Orada her sabah kahvaltısını yapan, her akşam rakısını demlenmeden yaşayamayan bir tanıdığımız bile vardı. Düşünün; sessiz bir odacıkta keyfinizi çıkarırken altınızda capcanlı bir cadde ya da sokak, tam karşınızda – yerine göre – Ege Denizi. İşten dönen beylerin şehir kulübüne gitmek istemeyenleri için günün yorgunluğunu atma yeri. Hele bir de rakı, Bergama tulumu ve kavun varsa… Gündüz evin büyük hanımının işlerini yoluna koyduktan sonra eline yününü ve şişlerini alıp sedirlerden birine rahatça yerleştiği en huzurlu yerin orası olduğunu bilmem anlatmaya gerek var mı? Ninem yaprak dolmalarını hep orada sarardı, akşam sohbetinde de o gün sokaktan kimler gelip geçti anlatırdı, belli ki cumba hem üretim hem de istihbarat dairesiydi.
İstanbul’un bazı mahallelerinde de cumbalı evler gördüm ama nedendir bilmem aynısı değildi sanki. Zaman acımasız oluyor. Artık beton her karşılaşmadan galip çıkıyor. Son zamanlarda bırakın cumbayı, balkonu, bazı binalarda pencere bile açılmıyormuş. Herkes için söyleyemem ama bence “Cumba Huzuru, cumba keyfi” diye bir şey vardı. Cumba çok özel bir alandı. Ev halkına ait sükûnet alanı. Psikoterapi odası gibi bir şey.
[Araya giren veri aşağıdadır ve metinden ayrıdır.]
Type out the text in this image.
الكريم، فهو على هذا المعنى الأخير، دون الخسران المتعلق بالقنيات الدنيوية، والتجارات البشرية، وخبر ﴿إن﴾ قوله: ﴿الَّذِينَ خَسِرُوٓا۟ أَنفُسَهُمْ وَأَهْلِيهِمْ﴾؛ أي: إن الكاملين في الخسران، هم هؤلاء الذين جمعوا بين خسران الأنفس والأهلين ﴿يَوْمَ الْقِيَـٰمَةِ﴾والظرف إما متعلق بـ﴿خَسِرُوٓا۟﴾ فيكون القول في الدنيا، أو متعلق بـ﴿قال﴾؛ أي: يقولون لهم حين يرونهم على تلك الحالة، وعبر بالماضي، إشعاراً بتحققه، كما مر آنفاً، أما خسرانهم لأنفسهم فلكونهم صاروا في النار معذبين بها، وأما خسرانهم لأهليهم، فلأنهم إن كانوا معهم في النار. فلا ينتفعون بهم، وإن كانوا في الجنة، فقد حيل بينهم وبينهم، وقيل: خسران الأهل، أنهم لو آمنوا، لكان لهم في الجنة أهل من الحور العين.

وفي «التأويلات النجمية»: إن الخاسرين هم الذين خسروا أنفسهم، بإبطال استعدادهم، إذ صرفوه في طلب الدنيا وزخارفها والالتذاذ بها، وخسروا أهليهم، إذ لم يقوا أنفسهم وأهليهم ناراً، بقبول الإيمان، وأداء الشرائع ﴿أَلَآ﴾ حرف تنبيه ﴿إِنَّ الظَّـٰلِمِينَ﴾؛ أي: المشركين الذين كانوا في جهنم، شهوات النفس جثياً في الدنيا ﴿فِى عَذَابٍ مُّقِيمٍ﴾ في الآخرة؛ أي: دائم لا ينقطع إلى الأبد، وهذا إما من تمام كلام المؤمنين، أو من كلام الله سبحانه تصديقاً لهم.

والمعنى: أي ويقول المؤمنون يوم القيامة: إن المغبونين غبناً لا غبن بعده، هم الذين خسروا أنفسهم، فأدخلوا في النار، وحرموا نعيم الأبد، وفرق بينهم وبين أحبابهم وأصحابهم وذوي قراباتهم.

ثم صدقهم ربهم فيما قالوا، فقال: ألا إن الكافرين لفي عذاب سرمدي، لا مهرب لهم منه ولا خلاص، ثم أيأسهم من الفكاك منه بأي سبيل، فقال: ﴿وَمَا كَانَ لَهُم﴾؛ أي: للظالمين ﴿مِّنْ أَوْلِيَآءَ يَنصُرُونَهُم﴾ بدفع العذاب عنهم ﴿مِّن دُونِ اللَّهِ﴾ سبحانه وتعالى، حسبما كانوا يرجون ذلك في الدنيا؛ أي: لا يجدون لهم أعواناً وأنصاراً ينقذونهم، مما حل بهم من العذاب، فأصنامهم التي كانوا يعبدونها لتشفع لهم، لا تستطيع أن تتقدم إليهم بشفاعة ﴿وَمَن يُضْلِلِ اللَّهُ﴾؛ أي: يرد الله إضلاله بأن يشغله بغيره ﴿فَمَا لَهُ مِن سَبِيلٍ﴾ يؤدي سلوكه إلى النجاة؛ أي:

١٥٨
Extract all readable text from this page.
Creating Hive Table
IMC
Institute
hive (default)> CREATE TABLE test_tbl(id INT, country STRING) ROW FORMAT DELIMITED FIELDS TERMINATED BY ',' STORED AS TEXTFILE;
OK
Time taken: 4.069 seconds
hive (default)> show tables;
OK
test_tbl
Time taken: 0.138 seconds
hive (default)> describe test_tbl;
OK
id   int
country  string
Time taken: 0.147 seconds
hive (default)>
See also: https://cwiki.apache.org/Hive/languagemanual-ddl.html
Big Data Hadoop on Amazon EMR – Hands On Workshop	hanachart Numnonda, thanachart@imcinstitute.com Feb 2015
Diğer taraftan düşünüyorum da cumbalı hayat artık kolay yaşanamaz. Ne zamandır artık aile sabah kahvaltısına bile aynı saatte, aynı masada oturamıyor. Delikanlıya bakıyorsunuz, sofradan bir ekmek alıyor, içine peynir sıkıştırıyor, ayakta çayıyla birlikte hızlı hızlı yutuyor ve kaçar gibi gidiyor: “Haydi evdekiler, servisi kaçıracağım, ben kaçtım!” Baba zaten yarım saat önce fırladı gitti. Aile dışarıya kaçanlarla ve evde kalanlarla savaş alanında gibi. Hem de akşama sinirli, yorgun, mutlaka bir olaya delirmiş hâlde ve aç dönecek.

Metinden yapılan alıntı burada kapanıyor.